Anyway, enter the Costco packs of Clif bars (disgusting, do not attempt!!) and the okay-tasting Nature Valley Protein Bars.  (The kind I was eating disappeared from Costco, and, hmm, it does not appear on the Nature Valley website.  It had peanuts, chocolate, and "Protein" written on the pack . . .)  I was eating those NVPBs for a while, but they were so sickly sweet and I knew I could do better.

So I modified an old Weight Watchers cookie recipe!  I had always made this recipe as a pan of cut granola bars rather than individual cookies, but I wanted them to have more protein.  I also cut down the butter and sugar, wanting my pick-me-up to be more like, say, lightly sweetened oatmeal rather than a crazy candy explosion.  How will I ever lessen my craving for sweets if my tried-and-true snack is super sweet?  So, here is the recipe I came up with!

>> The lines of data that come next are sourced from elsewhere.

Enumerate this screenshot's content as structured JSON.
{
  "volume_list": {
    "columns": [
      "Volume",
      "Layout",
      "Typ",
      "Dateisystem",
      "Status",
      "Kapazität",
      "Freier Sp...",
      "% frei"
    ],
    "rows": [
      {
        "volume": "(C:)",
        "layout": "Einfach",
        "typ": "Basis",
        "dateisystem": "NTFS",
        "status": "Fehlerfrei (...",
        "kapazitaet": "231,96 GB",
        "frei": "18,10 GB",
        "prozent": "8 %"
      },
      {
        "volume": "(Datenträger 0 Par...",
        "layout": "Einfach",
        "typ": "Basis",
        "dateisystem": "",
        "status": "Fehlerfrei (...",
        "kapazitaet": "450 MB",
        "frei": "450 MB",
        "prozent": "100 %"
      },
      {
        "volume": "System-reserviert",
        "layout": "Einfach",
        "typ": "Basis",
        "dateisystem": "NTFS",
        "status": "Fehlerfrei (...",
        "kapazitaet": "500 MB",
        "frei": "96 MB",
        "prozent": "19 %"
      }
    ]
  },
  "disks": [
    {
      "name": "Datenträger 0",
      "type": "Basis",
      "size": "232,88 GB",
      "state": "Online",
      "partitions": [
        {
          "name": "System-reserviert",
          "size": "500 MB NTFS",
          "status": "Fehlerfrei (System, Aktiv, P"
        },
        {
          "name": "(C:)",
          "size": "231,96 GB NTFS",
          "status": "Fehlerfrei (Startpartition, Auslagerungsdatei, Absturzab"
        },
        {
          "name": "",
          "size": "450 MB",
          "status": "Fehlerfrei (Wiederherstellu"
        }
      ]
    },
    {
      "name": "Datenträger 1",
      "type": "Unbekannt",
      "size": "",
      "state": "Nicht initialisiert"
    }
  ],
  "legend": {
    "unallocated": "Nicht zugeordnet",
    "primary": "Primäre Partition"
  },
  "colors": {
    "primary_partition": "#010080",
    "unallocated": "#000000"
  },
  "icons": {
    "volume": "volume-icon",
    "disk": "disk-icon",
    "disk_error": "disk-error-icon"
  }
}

Homemade Granola Protein Bars

DRY INGREDIENTS
1.5 cups rolled oats
0.5 cup wheat flour
0.5 cup wheat germ
0.5 cup chickpea flour (besan to you Indian-food chefs)
****Let me interject and say that you can vary the amounts of these grains in proportion to each other.  Like switch it to, say, 1 cup of chickpea flour and 1 cup of oats.  If you do add more chickpea flour, you'll get more protein, but you will taste it -- this is OK by me but may be objectionable to some.****

0.25 cup raisins
0.25 cup chocolate chips
2 Tbsp. sunflower seeds (raw, no salt)
2 Tbsp. dried apricots, chopped to raisin-size
1 tsp. baking powder
0.25 tsp. salt

Combine the above!

WET INGREDIENTS (in a SEPARATE BOWL)
0.5 stick softened butter (30 seconds on 30 percent power in microwave!)
0.5 cup almond butter or peanut butter (**Note: if you've increased the chickpea flour, peanut butter is better at masking that taste, but in the "normal" recipe, almond butter just tastes better!)
0.25 cup brown sugar
1 egg
0.25 cup water
1 tsp. vanilla

Beat these together (by hand is fine), then put the dry mix into the wet mix and stir to combine.  Pour into a greased 9x13 pan and even it out (should be about a quarter-inch thick).  Bake at 375 for about 25 minutes.  (If you like cookie-like softness, you may want less time, but I like these as crunchy bars.  I watch and make sure the sides have pulled away and have browned, and the top is starting to brown -- then take them out.)

Let cool slightly, then cut into bars (one big cut down the middle of the long way, then cuts down the short way about every inch and a half) before they harden completely.  Makes about 18-20 bars if you cut them this way, but feel free to cut them however you want! (Last time I made them, I used a scone pan, so they came out as tiny right-angle triangles . . . so cute!! It was actually the first time I've ever used that pan.)

I store my bars in a plastic container and keep them on top of the fridge for those crazy-hunger moments.  They are TASTY and they really do work to sustain me till my next meal!  In my ongoing weight loss struggle, I've noticed that I do tend to lose more weight when snacking on these, so now I am really trying to always keep them on hand.  If anyone out there makes this recipe, do come back and comment and tell me how it went for you!

Afterword: We still have a box of Clif bars lying around.  The other day, not having made my next batch of bars yet, I ate one in desperation.  It was GROSSER THAN GROSS.  I mean, they were always gross, but having backed away from the whole packaged granola bar "thing", they were extra nasty.  All I could taste was the date paste or whatever it is they use to sweeten them/hold them together/???  It was supposed to be peanut butter, but no, it was icky fermented-fruity-sweet . . . wait, I just looked on a wrapper . . . brown rice syrup.  And about 10 other kinds of sugar, and yes, date paste.  I wonder how my bars freeze?  I never want to run out! :)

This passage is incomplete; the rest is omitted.